United saat ini berada di posisi ketujuh, hanya terpaut tiga poin dari posisi keempat, setelah sebelumnya berada di posisi keenam ketika Ruben Amorim meninggalkan klub. Carrick menghadapi tantangan berat di awal masa jabatannya dengan pertandingan perdana melawan Manchester City, yang akan diikuti dengan laga tandang ke Emirates untuk menghadapi pemimpin klasemen, Arsenal.
Pertahanan dan Mentalitas
Hanya ada tiga tim di luar zona degradasi Liga Premier yang kebobolan lebih banyak gol daripada United musim ini. Carrick harus segera memperkuat lini belakang tim. Dalam pertandingan terakhir melawan Brighton, hanya dengan dua tembakan tepat sasaran lawan mampu mencetak dua gol. Hal ini menunjukkan bahwa pertahanan yang lebih berpengalaman mungkin dibutuhkan, sehingga tidak mengherankan jika Carrick mengandalkan kembali pada Harry Maguire untuk mengurangi jumlah kebobolan.
Matthijs de Ligt diperkirakan akan segera kembali dari cedera punggung, dan kembalinya dia bisa menjadi dorongan besar bagi pertahanan United. Insiders dalam klub telah mempertanyakan mentalitas para pemain, dengan Darren Fletcher mengakui bahwa grup ini "rapuh". Kekurangan keyakinan dan ketidakmampuan untuk menyelesaikan pertandingan adalah hal yang harus diatasi Carrick.

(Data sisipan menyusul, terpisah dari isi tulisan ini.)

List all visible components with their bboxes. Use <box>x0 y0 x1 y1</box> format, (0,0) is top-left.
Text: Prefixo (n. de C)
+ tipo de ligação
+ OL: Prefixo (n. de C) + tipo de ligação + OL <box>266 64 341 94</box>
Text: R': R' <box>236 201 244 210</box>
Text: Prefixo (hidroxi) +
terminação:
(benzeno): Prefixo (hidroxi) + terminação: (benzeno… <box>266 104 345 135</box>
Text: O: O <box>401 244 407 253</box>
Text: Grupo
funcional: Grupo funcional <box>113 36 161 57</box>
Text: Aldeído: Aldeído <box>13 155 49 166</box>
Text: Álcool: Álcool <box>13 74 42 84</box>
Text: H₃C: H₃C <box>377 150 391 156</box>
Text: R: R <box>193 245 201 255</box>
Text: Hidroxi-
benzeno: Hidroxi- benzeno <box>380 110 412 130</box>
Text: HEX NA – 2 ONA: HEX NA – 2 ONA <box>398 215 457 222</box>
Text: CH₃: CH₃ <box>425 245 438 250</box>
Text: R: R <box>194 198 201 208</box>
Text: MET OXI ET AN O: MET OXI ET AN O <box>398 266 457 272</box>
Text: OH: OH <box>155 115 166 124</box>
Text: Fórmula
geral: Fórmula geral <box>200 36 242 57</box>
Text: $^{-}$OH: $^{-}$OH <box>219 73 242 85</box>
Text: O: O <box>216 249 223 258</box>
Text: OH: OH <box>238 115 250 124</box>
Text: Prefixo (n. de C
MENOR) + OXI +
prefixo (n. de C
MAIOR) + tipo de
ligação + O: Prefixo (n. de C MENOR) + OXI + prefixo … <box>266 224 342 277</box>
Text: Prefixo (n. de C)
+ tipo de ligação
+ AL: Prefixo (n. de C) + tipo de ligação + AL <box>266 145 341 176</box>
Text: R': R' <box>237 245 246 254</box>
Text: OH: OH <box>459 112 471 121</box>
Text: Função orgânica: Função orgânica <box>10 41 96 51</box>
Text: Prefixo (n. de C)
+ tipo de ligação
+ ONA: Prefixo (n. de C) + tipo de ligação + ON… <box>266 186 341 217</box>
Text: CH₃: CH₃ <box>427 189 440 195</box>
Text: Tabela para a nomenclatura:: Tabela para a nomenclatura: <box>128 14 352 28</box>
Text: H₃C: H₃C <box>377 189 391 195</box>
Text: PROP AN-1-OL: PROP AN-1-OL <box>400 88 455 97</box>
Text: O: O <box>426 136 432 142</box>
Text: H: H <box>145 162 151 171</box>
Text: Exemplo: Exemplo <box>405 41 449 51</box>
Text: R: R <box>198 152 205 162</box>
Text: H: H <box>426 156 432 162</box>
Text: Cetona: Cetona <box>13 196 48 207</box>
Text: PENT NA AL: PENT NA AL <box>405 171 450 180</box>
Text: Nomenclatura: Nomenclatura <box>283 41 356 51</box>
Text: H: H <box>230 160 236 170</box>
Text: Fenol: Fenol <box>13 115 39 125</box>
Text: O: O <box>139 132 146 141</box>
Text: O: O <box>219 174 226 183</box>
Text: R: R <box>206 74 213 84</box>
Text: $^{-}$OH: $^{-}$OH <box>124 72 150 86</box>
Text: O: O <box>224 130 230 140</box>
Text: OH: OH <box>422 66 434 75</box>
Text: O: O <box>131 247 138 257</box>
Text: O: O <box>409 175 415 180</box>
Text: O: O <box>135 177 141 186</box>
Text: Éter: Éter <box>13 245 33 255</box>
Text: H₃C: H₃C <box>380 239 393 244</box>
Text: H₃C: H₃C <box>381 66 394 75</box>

Mendapatkan Dukungan Pemain
Amorim dikenal populer di kalangan pemain. Ketika dia pergi, beberapa pemain mengungkapkan rasa terima kasih dan dukungan mereka di media sosial. Carrick harus memenangkan hati para pemain dan membangun hubungan yang kuat, yang seharusnya tidak menjadi masalah mengingat pengalaman singkatnya sebagai pelatih sementara United pada 2021.
Carrick mendapatkan dukungan dari ruang ganti untuk mengambil pekerjaan ini. Dia dihormati karena prestasinya sebagai pemain dan pelatih di bawah Jose Mourinho dan Ole Gunnar Solskjaer. Penunjukan Steve Holland ke staf kepelatihannya akan memberikan pengalaman tambahan dan hubungan yang sudah terjalin dengan pemain seperti Harry Maguire, Luke Shaw, Mason Mount, dan Kobbie Mainoo.
Mengembalikan Mainoo ke Performa Terbaik
Carrick pernah menyatakan bahwa dia melihat Mainoo lebih sebagai pemain menyerang daripada gelandang bertahan. Dengan formasi 4-2-3-1 yang diharapkan akan digunakan Carrick, Mainoo diharapkan bisa bermain di posisi yang lebih tinggi dan berkreasi di lapangan. Pada pertandingan terakhirnya melawan Brighton, Mainoo menunjukkan potensinya dengan mencatatkan lebih banyak umpan dan peluang dibandingkan pemain lainnya.
Kualifikasi Liga Champions?
Target internal United musim ini adalah kembali berkompetisi di Eropa. Namun, setelah kekalahan dari Brighton, Fletcher menegaskan bahwa fokus utama haruslah pada Liga Champions. Dengan tersingkir lebih awal dari kompetisi piala, Carrick dapat fokus sepenuhnya pada Liga Premier. Kualifikasi Liga Europa akan dianggap sebagai kesuksesan, tetapi United perlu bersaing di Liga Champions untuk alasan sepak bola dan komersial. Carrick akan mendapatkan apresiasi besar jika berhasil membawa United ke Liga Champions, meski tantangan besar menantinya dengan pertandingan melawan Manchester City dan Arsenal sebagai dua laga pertamanya.